- Directed by: Carlo Mazzacurati
- Written by: Carlo Mazzacurati Doriana Leondeff Marco Pettenello
- Produced by: Angelo Barbagallo
- Starring: Valerio Mastandrea Isabella Ragonese Giuseppe Battiston
- Cinematography: Luca Bigazzi
- Music by: Mark Orton
- Distributed by: 01 Distribution
- Release date: 24 November 2013 (Torino);
- Running time: 94 minutes
- Country: Italy
- Language: Italian

= The Chair of Happiness =

The Chair of Happiness (La sedia della felicità) is a 2013 Italian comedy film written and directed by Carlo Mazzacurati, starring Valerio Mastandrea and Isabella Ragonese. It premiered at the 2013 Torino Film Festival.

== Cast ==
- Valerio Mastandrea as Dino
- Isabella Ragonese as Bruna
- Giuseppe Battiston as Father Weiner
- Antonio Albanese as Dante Becchin's Sons
- Raul Cremona as Casimiro Foggia aka Kasimir the Magician
- Cosimo Messeri as Alex Pavelka
- Marco Marzocca as The Florist
- Milena Vukotic as Armida Barbisan
- Natalino Balasso as Volpato
- Mirko Artuso as Bepin Lievore
- Roberto Abbiati as Giani
- Lucia Mascino as Elisa
- Katia Ricciarelli as Norma Pecche
- Roberto Citran as The Fishmonger
- Fabrizio Bentivoglio as The Art Critic
- Silvio Orlando as The Art Vendor

== Production ==
The film was shot in Jesolo, Padua, the Euganean Hills, Abano Terme and the mountains of Trentino.

==Release==
The film premiered at the 31st edition of the Turin Film Festival.

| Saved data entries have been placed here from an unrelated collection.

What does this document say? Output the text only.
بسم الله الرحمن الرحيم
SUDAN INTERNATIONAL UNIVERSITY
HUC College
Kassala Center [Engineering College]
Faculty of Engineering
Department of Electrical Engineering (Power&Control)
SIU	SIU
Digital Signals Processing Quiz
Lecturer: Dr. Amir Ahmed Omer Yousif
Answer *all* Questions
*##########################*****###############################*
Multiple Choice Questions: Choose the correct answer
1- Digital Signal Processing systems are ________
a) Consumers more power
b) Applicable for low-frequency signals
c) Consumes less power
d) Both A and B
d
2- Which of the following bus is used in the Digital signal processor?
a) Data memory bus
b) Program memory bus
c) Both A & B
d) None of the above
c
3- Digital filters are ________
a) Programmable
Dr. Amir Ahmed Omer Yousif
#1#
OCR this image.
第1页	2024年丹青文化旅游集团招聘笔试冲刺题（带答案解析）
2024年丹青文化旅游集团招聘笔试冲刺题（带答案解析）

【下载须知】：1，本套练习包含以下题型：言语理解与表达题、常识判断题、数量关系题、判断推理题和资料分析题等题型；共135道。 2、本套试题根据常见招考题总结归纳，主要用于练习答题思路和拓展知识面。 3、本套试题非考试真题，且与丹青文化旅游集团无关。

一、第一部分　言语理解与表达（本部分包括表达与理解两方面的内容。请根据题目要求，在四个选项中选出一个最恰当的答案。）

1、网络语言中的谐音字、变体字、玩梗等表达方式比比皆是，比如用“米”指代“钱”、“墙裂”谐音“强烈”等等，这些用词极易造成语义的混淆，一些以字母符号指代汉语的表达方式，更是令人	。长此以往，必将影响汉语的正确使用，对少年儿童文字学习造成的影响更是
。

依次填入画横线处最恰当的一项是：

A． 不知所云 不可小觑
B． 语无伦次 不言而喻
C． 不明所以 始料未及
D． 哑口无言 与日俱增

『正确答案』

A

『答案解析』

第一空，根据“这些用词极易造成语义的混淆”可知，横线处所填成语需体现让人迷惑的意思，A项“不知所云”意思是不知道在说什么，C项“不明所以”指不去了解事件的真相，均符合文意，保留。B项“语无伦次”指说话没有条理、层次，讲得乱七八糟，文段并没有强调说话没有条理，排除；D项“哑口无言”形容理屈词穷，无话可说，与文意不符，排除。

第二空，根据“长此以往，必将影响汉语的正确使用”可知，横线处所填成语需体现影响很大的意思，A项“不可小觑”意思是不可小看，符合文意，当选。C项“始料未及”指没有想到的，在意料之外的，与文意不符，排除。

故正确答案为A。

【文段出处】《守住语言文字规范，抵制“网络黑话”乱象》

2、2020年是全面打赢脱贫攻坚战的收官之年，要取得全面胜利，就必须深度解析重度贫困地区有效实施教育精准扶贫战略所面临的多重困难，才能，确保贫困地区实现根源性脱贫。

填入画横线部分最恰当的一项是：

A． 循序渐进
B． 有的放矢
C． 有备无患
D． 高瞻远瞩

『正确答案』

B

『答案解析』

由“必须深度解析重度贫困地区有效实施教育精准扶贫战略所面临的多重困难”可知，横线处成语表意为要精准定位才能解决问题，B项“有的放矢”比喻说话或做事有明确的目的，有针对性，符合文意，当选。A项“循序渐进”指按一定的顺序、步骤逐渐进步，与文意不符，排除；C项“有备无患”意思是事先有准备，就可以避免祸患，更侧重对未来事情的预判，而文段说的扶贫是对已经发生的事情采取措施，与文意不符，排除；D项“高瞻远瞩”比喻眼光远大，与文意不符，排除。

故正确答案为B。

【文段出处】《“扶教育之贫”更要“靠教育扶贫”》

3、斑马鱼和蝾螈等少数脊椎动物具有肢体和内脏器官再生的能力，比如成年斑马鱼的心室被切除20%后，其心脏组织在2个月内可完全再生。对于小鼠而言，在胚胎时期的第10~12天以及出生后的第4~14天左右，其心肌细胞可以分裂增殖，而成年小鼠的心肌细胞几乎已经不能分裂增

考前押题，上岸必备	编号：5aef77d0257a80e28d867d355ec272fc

It was released in theaters on April 24, 2014.

==Awards and nominations==
The film won the Silver Ribbon of the Year 2014. It also received eight David di Donatello nominations, including awards for Best Director, Best Supporting Actress (Milena Vukotic), Best Supporting Actor (Giuseppe Battiston) and Best Film.